A glance at the records the three senators have racked up over the last three years makes it pretty clear that either of the Democrats would be a greater advocate for the planet than the Republican. The League of Conservation Voters releases a voting scorecard that rates all members of the House and Senate in every Congressional session. In the109th Congress (2005-2006), Barack Obama voted to protect the environment 96% of the time; Hillary Clinton did so 89% of the time. So far in the 110th Congress, Obama has supported the environment 67% of the time, while Hillary has a 73% favorable rating (both of the candidates missed several votes, presumably while they were out campaigning, which counts against them in the tally).
Meanwhile, Senator John McCain racked up a mere 41% positive approval rating in the 109th Congress; so far, in the 110th, he’s got zero. That’s right: in 2007 on no issue did he vote to protect the environment, according to the LCV scorecard. So the choice between the candidates — or at least between the parties the candidates represent — is very clear.
But what happens when you look specifically at the issues? Among all candidates, the entire debate right now essentially revolves around their positions on energy policy, and specifically on global warming. (You can read a quick summary of each candidate’s positions over at New American Village, along with links to each of the candidates’ web sites.)
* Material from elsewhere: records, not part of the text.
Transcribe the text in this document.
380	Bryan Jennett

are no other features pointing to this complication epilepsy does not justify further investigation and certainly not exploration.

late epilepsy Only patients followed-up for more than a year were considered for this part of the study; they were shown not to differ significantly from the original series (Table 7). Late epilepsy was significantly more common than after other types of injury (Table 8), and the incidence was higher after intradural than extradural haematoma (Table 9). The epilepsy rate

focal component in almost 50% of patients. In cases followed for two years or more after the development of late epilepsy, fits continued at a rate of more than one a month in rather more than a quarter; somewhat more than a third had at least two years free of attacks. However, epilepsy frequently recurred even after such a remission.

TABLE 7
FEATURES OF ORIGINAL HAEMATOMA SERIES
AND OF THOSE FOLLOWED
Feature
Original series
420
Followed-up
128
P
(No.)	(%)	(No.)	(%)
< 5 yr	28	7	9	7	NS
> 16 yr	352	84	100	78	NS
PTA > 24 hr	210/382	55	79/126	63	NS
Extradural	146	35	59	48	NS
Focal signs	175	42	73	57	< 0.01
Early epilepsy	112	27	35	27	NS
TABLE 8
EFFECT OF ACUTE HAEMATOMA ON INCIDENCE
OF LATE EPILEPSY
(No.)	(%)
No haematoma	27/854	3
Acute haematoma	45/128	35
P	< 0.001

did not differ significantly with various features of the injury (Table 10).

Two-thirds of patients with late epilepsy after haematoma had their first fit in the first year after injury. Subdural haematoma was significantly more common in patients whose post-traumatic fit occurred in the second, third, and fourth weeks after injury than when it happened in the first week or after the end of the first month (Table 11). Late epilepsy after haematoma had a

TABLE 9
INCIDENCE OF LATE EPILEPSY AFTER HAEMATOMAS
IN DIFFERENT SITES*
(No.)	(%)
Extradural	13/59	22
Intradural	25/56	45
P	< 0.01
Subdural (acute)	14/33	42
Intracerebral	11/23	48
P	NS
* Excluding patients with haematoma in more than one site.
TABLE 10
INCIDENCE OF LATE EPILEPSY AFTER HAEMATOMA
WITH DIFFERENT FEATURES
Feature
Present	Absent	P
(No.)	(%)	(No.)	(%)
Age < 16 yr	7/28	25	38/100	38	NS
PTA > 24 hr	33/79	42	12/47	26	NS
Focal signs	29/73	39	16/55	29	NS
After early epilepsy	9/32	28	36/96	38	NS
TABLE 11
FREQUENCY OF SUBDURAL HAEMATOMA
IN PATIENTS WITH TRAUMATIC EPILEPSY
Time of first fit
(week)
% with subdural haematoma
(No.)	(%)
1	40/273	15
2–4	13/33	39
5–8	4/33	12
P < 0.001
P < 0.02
While our energy future is clearly a priority, it’s startling that none of the candidates’ environmental proposals consider citizens’ exposure to toxic substances, water pollution, or air pollution – the issues that connect human health and the environment. Where do any of the candidates stand on reauthorizing Superfund legislation to clean up toxic waste sites? Closing loopholes in the Clean Air and Clean Water Act to decrease threats to our health as well as that of wildlife? Quelling the rise in asthma rates, especially among kids? Initiating research to understand what appear to be the increasing links between environmental health and breast cancer, autism, and learning disabilities?
These issues aren’t on any candidate’s agenda – but they should be, especially given the importance of the women’s vote in the 2008 election. Women and children are disproportionately impacted by environmental degradation (e.g., women suffer more heart attacks than men in cities with poor air quality). The candidate who breaks away from the party line on energy to address the links between pollution and human health could muster a real advantage as the race tightens and voters look for ways to distinguish among their choices.